To understand the uncertainty over what Donald Trump’s presidency will mean for health care, look no further than the stock market: The day after the election the Nasdaq Biotechnology Index surged almost 9%, diverging from hospital operators like Tenet Healthcare, whose shares plunged 25%. The market, evidently, had taken Trump’s campaign promises—or lack thereof—at close to face value. His No. 1 health care policy objective, to “repeal and replace” the Affordable Care Act reforms better known as Obamacare, will hurt hospitals if it comes to pass. And while Hillary Clinton had promised to rein in drug price hikes, pharma investors interpreted Trump’s relative silence on the issue as an all clear. “The Trump win is a tremendous boost to the sector on a couple of parameters: less regulation and more free-market principles,” says Michael Gregory, head of health care credit and equity for Highland Capital Management.
At the same time, some investors caution that the short-term pharma-stock resurgence won’t last in an era when members of Congress on both sides of the aisle have taken executives to task over exorbitant price increases. “I just don’t think that President-elect Trump is going to look at that much differently. I don’t think he’s a big fan of price gougers either,” says John Roth, portfolio manager of the Fidelity New Millennium Fund. Still, the health care sector, which has historically traded at a premium to the S&P 500, remains 14% cheaper than that index. ClearBridge managing director Margaret Vitrano sees value as well as reassurance in Celgene, which has been deriving its growth mostly from increases in patients’ taking its blockbuster drugs, such as Revlimid, a multiple myeloma treatment, rather than price increases on those drugs. Celgene has a pipeline of 24 disease treatments in advanced clinical trials, and Vitrano forecasts it can grow its earnings at nearly 20% annually for the next five years, without price hikes that could draw regulatory backlash. Celgene could also benefit if the Trump administration offers a tax break for bringing home its overseas cash, which accounts for more than 70% of its total hoard.

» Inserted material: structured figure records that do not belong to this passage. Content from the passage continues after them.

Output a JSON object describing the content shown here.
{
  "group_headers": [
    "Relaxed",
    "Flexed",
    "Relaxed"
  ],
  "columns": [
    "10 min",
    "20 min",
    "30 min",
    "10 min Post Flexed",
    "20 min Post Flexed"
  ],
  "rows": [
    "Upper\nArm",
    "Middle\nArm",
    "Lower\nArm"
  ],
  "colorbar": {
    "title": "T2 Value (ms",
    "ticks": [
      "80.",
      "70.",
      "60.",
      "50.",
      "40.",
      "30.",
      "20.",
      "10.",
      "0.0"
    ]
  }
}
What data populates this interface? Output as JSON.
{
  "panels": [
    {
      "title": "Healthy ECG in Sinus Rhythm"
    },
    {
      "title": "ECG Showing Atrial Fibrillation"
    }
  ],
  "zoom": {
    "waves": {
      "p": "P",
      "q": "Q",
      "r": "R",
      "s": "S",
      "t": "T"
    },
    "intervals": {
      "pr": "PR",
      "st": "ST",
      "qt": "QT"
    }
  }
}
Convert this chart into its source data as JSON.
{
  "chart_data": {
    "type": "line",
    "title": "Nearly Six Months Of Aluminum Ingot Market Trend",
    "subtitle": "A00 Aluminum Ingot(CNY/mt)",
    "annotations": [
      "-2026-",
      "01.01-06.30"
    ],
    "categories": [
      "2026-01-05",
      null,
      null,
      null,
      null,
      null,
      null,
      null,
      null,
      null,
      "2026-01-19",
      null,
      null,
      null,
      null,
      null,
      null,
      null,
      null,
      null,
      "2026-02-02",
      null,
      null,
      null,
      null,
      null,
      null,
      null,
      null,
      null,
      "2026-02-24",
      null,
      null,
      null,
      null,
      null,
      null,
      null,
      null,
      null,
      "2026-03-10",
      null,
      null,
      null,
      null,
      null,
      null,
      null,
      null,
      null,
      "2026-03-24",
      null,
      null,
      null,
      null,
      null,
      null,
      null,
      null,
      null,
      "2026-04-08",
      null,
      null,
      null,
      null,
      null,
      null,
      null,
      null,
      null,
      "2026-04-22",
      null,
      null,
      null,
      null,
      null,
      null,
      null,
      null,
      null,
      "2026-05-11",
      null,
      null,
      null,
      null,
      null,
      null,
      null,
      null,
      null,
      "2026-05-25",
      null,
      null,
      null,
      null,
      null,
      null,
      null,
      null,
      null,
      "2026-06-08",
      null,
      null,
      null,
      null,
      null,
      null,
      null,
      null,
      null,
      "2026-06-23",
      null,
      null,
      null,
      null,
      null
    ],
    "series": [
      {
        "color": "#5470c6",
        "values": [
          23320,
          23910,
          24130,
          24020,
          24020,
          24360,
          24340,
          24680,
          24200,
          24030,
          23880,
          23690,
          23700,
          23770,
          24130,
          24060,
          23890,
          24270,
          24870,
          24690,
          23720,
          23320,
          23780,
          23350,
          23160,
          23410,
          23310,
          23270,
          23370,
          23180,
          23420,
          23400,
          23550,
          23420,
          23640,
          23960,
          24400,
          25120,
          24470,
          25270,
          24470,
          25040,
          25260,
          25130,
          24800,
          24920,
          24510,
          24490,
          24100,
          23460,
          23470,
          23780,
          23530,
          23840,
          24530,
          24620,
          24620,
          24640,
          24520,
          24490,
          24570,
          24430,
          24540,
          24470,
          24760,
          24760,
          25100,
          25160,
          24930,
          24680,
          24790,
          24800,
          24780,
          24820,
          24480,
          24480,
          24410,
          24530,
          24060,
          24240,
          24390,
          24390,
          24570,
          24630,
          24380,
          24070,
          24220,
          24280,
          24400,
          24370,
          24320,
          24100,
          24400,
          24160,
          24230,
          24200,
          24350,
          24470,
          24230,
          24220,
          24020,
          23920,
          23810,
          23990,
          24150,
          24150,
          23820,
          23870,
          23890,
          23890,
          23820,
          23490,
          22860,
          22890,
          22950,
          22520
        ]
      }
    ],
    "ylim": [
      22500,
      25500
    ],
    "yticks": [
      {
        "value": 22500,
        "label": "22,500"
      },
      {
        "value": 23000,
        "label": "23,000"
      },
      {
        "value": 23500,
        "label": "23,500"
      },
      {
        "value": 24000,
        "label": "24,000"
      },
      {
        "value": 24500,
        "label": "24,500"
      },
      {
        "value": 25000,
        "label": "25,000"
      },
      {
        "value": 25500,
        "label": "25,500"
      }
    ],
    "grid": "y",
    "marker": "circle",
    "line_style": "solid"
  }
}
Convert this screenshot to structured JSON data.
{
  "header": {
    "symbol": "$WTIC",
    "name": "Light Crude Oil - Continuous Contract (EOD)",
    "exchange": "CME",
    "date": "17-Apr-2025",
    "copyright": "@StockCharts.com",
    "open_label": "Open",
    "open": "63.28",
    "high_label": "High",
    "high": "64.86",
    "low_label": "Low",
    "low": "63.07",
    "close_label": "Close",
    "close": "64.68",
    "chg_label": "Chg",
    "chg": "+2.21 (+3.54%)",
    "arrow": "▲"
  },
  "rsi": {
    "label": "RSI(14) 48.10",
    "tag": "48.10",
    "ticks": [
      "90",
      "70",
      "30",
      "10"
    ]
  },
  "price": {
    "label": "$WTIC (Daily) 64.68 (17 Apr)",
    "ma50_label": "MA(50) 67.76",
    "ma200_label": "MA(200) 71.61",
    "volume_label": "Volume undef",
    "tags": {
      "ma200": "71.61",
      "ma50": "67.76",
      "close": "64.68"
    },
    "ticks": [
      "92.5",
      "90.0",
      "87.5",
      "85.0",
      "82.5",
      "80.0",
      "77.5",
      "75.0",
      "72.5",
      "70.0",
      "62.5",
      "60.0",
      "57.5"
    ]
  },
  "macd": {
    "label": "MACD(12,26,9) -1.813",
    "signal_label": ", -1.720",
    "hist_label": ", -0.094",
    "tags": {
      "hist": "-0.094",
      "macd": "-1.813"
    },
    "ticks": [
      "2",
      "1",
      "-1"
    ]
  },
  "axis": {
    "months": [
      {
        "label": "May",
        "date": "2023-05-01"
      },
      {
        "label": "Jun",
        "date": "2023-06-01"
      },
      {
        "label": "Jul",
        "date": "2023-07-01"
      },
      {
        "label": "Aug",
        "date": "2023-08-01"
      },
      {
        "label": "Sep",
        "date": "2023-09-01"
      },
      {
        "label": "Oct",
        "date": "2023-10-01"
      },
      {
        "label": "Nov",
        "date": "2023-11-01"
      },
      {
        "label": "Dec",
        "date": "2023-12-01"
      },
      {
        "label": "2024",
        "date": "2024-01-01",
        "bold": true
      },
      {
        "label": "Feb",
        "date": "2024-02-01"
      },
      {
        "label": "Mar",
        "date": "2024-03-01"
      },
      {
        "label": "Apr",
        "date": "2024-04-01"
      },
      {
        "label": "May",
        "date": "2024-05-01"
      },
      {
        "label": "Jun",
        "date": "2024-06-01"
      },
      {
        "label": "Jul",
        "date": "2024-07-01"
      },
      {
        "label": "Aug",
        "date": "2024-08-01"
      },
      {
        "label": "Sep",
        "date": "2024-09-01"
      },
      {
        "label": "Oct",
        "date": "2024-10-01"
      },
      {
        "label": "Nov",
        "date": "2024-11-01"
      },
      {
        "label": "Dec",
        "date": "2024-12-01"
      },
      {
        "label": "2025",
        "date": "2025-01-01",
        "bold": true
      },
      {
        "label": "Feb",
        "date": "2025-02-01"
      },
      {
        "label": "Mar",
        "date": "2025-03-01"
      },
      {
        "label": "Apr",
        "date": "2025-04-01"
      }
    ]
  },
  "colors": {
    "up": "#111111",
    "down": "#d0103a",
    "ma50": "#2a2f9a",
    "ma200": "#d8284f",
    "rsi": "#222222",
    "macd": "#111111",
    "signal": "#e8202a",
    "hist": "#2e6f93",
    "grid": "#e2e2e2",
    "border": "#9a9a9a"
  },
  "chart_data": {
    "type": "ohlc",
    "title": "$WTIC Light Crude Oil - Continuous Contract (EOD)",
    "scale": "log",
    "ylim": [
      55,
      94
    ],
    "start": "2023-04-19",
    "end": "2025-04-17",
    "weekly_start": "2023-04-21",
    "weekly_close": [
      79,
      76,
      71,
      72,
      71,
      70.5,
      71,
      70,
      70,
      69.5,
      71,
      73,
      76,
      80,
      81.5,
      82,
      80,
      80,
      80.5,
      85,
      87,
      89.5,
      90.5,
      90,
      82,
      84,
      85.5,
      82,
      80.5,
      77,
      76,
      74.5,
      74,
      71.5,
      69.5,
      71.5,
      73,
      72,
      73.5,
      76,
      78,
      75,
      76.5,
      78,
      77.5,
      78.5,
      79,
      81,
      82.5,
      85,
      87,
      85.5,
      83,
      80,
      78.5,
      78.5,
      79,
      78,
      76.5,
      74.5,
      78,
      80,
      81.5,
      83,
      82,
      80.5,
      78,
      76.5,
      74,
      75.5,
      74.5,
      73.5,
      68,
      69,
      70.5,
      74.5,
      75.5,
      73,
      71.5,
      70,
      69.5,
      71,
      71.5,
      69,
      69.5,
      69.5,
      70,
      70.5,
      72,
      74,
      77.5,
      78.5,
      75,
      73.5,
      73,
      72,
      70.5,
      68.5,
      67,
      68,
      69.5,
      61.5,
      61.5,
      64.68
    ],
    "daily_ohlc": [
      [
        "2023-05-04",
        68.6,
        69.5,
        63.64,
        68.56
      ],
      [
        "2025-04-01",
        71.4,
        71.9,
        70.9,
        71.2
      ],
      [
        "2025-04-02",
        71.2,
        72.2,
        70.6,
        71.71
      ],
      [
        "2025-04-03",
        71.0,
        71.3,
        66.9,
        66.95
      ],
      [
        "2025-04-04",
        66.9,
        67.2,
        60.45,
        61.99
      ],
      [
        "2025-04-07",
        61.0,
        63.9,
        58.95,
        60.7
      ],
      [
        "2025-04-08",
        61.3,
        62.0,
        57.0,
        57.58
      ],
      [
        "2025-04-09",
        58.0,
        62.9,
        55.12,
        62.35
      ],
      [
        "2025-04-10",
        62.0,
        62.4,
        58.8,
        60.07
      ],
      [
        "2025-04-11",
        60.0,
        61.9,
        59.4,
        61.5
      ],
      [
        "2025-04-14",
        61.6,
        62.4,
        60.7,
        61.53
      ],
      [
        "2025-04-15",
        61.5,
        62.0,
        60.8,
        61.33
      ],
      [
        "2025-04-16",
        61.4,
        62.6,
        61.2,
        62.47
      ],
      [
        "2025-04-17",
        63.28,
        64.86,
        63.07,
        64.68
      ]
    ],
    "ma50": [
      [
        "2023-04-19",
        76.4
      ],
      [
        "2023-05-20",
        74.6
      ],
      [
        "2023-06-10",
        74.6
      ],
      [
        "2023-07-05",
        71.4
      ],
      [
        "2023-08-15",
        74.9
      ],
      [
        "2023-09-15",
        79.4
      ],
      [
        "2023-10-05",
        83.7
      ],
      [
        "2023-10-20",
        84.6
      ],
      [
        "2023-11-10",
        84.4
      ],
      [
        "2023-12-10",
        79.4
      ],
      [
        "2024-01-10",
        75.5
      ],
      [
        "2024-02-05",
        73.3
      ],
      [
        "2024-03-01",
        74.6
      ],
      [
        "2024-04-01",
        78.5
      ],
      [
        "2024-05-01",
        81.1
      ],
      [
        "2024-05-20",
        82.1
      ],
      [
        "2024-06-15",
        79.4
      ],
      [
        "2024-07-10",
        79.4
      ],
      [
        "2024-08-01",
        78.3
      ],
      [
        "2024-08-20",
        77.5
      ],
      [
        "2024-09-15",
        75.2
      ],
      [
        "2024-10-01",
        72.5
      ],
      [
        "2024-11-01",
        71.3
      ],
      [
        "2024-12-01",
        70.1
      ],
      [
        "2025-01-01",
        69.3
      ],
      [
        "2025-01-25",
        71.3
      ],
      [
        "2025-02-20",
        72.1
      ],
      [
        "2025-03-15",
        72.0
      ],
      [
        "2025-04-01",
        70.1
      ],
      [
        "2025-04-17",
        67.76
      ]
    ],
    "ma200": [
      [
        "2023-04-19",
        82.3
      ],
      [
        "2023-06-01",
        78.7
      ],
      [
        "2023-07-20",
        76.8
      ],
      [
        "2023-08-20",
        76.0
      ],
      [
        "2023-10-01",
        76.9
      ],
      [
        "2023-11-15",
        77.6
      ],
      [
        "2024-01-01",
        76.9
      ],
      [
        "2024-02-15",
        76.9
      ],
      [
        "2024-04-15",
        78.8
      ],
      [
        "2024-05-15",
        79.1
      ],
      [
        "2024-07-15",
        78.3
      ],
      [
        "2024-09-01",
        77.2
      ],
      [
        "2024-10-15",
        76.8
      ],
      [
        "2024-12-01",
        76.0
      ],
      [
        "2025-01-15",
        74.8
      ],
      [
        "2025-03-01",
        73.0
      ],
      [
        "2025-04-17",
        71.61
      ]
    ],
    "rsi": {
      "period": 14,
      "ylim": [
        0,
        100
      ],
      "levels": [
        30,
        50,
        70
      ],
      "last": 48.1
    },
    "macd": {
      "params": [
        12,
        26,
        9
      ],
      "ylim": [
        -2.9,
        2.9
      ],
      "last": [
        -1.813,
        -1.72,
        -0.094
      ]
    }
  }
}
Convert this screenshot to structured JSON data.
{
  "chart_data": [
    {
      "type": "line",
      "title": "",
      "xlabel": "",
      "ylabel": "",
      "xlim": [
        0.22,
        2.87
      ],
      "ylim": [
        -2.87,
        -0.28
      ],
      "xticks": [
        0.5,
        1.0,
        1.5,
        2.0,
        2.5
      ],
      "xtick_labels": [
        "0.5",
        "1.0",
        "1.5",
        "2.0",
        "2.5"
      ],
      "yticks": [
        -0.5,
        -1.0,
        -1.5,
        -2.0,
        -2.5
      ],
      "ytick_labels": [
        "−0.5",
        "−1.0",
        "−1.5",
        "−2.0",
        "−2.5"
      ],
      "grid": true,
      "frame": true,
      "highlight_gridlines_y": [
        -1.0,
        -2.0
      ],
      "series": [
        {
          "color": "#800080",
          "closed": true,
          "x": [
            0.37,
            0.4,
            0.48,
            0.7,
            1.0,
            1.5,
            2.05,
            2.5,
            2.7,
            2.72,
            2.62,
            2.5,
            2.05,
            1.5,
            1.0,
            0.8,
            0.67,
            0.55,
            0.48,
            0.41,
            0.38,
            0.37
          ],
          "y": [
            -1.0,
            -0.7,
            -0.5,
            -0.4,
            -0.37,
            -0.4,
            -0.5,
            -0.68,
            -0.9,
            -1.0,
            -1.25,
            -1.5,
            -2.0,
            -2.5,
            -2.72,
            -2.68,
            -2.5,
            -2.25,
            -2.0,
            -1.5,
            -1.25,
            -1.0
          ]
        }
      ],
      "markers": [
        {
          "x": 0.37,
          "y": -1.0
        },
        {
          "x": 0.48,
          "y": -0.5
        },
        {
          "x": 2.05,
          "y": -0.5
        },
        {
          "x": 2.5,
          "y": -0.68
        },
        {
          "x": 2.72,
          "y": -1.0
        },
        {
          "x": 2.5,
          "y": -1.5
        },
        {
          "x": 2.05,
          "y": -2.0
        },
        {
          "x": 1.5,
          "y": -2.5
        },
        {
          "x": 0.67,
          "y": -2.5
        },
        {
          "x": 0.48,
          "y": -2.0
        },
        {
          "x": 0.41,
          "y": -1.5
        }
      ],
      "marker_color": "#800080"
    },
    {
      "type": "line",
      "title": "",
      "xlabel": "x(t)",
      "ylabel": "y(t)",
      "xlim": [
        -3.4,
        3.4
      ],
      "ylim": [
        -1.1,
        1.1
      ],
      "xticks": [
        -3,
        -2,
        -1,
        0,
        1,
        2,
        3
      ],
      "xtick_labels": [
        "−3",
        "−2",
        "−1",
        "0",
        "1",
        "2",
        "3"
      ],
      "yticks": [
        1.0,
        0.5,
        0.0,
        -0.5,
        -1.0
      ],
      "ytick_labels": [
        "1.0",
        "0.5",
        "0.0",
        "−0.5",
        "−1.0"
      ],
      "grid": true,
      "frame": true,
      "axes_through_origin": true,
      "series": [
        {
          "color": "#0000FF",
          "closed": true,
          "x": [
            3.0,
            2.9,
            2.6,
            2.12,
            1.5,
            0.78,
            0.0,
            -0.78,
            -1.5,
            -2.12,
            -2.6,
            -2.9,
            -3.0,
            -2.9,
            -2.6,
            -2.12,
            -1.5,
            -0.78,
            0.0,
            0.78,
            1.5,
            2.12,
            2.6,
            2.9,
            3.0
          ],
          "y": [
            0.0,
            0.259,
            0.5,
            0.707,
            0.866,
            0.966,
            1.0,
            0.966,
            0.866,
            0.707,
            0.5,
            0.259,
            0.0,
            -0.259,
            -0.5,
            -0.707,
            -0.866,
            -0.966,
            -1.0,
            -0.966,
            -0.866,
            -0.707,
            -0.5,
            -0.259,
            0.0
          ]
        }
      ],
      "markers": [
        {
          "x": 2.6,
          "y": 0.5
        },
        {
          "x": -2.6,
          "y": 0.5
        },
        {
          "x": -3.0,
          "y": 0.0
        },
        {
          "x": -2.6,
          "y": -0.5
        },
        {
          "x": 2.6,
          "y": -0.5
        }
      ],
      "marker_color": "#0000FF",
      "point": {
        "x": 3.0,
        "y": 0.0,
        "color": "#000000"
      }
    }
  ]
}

With the future of Obamacare a wild card, investors have largely dumped companies that could lose customers if Americans are no longer required to have health insurance. The Affordable Care Act allowed an estimated 20 million newly covered patients to visit hospitals; without them, many hospital beds may now go empty more often, says Mary Pierson, who comanages $4.9 billion in mid-cap assets for Fairpointe Capital. But the selloff also hit companies that sell equipment to hospitals, unfairly punishing companies such as Varian Medical Systems, which has an attractive estimated P/E of 18 for fiscal 2017. A maker of advanced radiotherapy devices for cancer treatment, Varian gets more than 50% of its revenues—and much of its growth—outside the U.S., where it would be “unaffected by changes to Obamacare,” Pierson notes.
For health insurers, the ACA was more a drag than a benefit: “It’s not a bad thing for the insurance companies if these health exchanges go away,” Gregory notes. Many portfolio managers favor UnitedHealth Group, which not only had largely pulled out of the state insurance marketplaces but also is the only major carrier not tied up in a pending merger and accompanying antitrust litigation—yet another potential source of uncertainty under a new U.S. administration.